Two matrices are returned, y_mz for MZ twin pairs and y_dz for DZ twin pairs. To analyse the data using the main function IRTtwin of BayesTwin, the data of MZ and DZ twins needs to be stored in two different matrices:

The data matrix for the MZ twins, itemdata_mz (simulated_data$y_mz) consists of n_mz (i.e., 100) rows for the i-th MZ family and of 2n_items (i.e., 80) columns with the item answers of the first (these are columns 1:n_items, i.e., 1:40) and second twin (columns n_items + 1:2n_items) of a family. For example, y_mz[1,22] is the response of the first twin from family 1 to item 22 and y_mz[1,23] is the response of the seocnd twin2 from family 1 to item 1 if n_items = 22. For example, these are the first 5 item responses for the first twin of the first 2 MZ twin families:

head(itemdata_mz[1:5], 2)
## [1] 0 0

The same logic applies to the data of DZ families.
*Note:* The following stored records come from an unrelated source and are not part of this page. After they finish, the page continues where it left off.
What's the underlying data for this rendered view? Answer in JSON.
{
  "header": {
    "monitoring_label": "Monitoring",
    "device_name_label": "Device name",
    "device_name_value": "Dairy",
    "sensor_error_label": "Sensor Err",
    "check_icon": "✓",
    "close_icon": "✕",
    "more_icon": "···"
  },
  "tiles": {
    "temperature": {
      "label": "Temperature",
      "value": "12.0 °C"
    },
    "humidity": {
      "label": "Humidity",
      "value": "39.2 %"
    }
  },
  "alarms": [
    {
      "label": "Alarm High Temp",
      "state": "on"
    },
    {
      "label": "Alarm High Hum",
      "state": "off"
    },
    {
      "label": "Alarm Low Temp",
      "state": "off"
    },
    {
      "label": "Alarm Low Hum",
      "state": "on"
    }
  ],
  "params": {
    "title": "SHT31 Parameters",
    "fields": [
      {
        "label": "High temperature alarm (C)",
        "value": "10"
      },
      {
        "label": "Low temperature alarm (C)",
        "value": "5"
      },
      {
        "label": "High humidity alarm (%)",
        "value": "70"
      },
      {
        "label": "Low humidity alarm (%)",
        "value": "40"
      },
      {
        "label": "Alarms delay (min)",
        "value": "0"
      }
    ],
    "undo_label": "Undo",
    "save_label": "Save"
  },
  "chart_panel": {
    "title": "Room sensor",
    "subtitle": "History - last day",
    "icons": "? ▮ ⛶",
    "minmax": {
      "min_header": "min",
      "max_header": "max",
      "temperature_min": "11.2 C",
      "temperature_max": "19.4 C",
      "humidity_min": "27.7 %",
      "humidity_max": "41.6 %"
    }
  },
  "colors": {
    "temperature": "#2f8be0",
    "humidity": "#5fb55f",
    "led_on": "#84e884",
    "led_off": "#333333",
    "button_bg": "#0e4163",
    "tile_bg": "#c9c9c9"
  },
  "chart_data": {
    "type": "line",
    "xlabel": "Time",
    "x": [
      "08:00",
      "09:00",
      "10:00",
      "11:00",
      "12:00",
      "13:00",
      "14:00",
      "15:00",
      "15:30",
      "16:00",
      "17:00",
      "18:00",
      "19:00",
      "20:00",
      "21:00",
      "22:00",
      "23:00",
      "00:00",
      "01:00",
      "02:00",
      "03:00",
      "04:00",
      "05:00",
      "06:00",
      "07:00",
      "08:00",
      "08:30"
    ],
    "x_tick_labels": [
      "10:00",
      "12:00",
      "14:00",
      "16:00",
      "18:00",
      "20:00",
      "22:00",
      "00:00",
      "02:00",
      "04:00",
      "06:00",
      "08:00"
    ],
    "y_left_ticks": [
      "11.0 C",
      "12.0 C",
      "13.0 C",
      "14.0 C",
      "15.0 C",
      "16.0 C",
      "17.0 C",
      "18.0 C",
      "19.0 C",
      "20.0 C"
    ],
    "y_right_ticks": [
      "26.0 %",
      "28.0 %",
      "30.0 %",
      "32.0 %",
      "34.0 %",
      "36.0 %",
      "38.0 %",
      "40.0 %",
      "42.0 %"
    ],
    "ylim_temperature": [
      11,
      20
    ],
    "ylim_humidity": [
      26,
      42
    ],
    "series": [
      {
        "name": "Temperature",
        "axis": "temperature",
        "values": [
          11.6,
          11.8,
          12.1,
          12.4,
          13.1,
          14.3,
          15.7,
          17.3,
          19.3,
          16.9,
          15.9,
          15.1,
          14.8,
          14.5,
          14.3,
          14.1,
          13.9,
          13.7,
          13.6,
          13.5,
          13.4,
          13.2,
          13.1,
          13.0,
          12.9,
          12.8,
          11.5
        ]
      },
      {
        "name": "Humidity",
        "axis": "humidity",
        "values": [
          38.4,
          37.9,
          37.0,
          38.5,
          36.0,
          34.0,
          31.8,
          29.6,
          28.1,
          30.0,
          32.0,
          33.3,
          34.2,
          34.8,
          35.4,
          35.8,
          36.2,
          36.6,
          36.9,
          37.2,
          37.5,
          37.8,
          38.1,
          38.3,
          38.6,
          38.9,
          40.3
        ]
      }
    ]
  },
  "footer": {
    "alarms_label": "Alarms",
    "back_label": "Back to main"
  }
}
For example, these are the item responses for the second twin of the first 2 DZ twins families:

head(itemdata_dz[41:80], 2)
## [1] 1 0

Run the analysis

Now we can run the analysis using the main function of the BayesTwin package and save it in an object:

results = IRTtwin(data_mz = itemdata_mz, data_dz = itemdata_dz, twin1_datacols_p = 1:40, twin2_datacols_p = 41:80, decomp_model = "ACE", irt_model = "1PL", ge = TRUE, n_iter = 7000, n_burnin = 5000, n_chains = 1)

The code above analyses the data under an ACE and one parameter logistic (1PL) model including a genotype-environment interaction (GxE). As a burn-in, 5000 iterations are used, followed by an additional 7000 iterations.

Before looking at the results, it is important to check that the MCMC algorithm has converged to the posterior distribution. To check convergence, we use the posterior samples and the bayestwinplot function with t = “trace”.

We first have a look at the variance components:

plotbayestwin(results$samples_var_a, t = "trace")

plotbayestwin(results$samples_var_c, t = "trace")